After her victory in the Virginia Supreme Court, Ms. Doe asked the trial court to award her attorney fees she incurred defending Mr. Sidar’s meritless appeal. The trial court agreed and awarded her even more fees.
But, Mr. Sidar claimed that the second fee award was improper. He argued that under Virginia’s Rule 1:1A, Ms. Doe had only 30 days after her win in the Supreme Court to request more attorney’s fees. Ms. Doe didn’t file her request for fees until 62 days after her Supreme Court win. So, Mr. Sidar argued, the deadline was missed and the trial court had no jurisdiction to award any more attorney fees.
Ms. Doe explained, though, that she had an excellent reason for not filing her second request for attorney fees on time. She tried to file the request on the 28th day after her Supreme Court win. But the trial court clerk, mistakenly, refused to accept her petition. Relying on the clerk’s instruction, Ms. Doe waited to file the petition.

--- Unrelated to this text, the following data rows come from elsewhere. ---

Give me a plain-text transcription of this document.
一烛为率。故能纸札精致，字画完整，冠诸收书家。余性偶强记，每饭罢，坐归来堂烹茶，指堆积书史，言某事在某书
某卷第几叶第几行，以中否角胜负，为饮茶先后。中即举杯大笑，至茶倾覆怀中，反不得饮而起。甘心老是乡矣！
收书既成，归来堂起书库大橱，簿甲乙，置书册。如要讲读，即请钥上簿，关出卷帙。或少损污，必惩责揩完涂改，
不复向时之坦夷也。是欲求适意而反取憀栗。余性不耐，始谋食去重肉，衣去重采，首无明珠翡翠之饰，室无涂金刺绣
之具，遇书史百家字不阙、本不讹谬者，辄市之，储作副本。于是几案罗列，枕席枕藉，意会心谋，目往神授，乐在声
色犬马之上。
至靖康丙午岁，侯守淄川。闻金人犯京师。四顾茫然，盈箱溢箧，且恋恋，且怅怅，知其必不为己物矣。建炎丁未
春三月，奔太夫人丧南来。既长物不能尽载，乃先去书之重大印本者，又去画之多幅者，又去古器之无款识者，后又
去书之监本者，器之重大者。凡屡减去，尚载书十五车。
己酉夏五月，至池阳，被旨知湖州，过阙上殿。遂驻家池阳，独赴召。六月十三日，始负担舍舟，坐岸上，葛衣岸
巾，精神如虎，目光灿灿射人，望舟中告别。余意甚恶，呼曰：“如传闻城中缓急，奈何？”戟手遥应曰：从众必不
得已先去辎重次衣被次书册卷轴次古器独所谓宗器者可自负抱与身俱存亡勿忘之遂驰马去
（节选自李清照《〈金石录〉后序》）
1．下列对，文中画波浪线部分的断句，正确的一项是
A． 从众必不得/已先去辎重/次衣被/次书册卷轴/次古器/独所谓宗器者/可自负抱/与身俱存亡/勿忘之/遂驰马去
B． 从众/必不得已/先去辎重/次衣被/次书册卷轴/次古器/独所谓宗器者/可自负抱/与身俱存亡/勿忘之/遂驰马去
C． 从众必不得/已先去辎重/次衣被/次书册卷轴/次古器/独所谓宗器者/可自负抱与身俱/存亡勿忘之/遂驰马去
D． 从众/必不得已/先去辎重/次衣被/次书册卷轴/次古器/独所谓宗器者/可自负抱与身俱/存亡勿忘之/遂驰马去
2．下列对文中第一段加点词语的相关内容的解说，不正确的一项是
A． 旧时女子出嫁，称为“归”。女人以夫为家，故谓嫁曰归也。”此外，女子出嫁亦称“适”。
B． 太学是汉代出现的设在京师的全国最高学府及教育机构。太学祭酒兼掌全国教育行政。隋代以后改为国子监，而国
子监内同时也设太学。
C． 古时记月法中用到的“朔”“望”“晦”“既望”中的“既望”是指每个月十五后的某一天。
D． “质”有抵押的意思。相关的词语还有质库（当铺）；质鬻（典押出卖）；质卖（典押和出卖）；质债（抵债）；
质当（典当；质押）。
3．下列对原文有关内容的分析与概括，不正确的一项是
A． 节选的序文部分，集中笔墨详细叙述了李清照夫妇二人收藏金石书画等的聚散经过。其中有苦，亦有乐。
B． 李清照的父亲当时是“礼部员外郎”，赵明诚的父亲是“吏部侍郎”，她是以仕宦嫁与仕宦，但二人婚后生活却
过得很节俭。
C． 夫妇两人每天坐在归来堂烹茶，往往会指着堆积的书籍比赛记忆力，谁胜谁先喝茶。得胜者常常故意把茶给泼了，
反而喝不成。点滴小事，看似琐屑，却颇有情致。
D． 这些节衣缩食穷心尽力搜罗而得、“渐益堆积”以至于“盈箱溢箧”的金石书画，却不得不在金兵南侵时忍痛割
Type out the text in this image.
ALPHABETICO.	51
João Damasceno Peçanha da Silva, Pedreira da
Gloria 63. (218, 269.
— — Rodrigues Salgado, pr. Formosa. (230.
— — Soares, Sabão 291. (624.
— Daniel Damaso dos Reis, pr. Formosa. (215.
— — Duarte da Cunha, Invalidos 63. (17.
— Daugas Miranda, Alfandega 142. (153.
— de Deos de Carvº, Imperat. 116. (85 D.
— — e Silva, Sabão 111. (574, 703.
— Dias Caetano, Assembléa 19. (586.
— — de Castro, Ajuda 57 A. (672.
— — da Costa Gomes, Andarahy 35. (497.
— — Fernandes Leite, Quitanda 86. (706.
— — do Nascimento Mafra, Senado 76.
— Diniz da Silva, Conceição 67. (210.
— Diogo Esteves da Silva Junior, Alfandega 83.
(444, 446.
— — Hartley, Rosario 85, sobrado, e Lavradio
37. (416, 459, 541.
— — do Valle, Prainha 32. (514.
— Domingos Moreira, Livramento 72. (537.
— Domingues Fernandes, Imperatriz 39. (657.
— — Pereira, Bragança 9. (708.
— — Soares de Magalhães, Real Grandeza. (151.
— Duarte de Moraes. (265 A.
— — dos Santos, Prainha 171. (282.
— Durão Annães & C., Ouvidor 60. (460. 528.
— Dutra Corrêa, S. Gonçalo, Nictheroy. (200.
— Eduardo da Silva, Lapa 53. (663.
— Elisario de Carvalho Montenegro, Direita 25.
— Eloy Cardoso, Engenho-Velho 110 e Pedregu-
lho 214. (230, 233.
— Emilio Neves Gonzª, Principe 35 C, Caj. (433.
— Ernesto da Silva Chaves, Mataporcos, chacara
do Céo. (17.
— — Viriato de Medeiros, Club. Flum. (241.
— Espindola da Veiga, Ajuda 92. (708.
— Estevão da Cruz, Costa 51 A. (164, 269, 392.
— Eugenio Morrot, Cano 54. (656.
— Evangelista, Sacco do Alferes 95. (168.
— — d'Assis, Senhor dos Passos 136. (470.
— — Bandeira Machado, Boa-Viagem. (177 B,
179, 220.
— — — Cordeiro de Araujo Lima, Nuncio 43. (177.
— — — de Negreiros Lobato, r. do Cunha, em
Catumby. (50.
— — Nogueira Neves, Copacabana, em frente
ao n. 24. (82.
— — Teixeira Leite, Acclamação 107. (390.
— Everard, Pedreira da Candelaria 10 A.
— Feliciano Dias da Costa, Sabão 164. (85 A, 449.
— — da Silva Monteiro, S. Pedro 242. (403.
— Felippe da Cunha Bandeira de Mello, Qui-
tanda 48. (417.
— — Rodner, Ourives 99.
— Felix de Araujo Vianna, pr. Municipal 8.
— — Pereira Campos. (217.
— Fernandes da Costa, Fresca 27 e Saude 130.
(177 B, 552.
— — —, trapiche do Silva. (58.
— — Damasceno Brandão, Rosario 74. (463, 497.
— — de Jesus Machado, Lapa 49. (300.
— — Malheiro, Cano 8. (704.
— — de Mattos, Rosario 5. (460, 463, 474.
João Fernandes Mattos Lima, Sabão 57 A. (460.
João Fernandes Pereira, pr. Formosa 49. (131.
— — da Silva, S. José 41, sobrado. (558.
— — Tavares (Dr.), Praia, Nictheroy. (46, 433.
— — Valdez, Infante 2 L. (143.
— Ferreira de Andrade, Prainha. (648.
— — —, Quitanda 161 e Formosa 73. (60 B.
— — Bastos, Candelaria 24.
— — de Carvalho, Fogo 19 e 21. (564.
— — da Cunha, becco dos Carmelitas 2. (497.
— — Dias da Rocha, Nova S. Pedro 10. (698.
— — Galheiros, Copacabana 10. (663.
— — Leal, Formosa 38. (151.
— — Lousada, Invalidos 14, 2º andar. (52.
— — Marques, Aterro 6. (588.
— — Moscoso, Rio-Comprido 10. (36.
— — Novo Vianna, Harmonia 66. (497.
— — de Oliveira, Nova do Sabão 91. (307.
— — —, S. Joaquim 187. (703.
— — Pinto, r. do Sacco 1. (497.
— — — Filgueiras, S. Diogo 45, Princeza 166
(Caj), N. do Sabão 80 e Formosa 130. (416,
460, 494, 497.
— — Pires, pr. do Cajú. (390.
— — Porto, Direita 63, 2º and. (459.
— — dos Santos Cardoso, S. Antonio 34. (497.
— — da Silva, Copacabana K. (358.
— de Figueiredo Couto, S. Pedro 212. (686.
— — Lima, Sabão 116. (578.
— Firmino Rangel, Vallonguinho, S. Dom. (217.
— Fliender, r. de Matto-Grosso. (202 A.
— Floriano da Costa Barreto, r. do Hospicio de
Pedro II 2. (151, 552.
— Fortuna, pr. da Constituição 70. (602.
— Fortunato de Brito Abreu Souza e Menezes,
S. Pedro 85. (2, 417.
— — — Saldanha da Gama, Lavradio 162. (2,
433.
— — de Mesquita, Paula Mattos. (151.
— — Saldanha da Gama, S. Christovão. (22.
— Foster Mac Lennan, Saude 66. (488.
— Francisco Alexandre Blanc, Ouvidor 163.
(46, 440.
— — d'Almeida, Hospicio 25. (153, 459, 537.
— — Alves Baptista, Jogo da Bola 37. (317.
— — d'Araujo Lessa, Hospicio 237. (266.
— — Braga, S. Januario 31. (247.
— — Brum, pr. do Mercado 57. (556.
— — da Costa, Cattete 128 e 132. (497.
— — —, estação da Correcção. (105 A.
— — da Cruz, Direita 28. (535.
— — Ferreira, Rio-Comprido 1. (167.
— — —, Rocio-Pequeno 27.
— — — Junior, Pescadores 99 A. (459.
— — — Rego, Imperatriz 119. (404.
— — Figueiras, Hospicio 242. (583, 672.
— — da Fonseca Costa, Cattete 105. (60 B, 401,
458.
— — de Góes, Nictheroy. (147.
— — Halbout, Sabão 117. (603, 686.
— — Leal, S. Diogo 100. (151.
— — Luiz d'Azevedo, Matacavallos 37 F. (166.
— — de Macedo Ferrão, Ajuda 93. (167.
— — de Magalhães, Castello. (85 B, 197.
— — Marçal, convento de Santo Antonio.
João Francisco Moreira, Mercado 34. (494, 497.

You might think that Ms. Doe, obviously wronged by Mr. Sidar and obviously trying to comply with official instructions on how to file her petition by the required deadline, would get a short extension.
You’d be wrong.
The Virginia Court of Appeals concluded that the 30-day deadline in Rule 1:1A wasn’t just a procedural instruction. Rather, the deadline defined the jurisdiction of the trial court to hear the case at all.
And what about the court clerk’s refusal to accept Ms. Doe’s timely filing? The Court of Appeals concluded: “This Court recognizes that the circuit court clerk’s error in not allowing Doe to file her application for fees ... created a substantial hardship for Doe. The unfortunate circumstances, however, do not entitle her to relief in this court. …. ‘Our province is not to make law, but to administer it, and we must, therefore, decide this case according to the settled law as it is written, and not permit a hard case to make bad law.’”
In short, Ms. Doe is out of luck.
Virginia’s unforgiving rules concerning compliance with filing deadlines stand in sharp contrast with the flexible process the federal courts apply. Reasonable minds may differ on which approach is more consistent with the fair administration of justice. But practitioners are undeniably on notice: fluency with the operation of deadlines is the price of admission to our work and for our clients’ access to justice.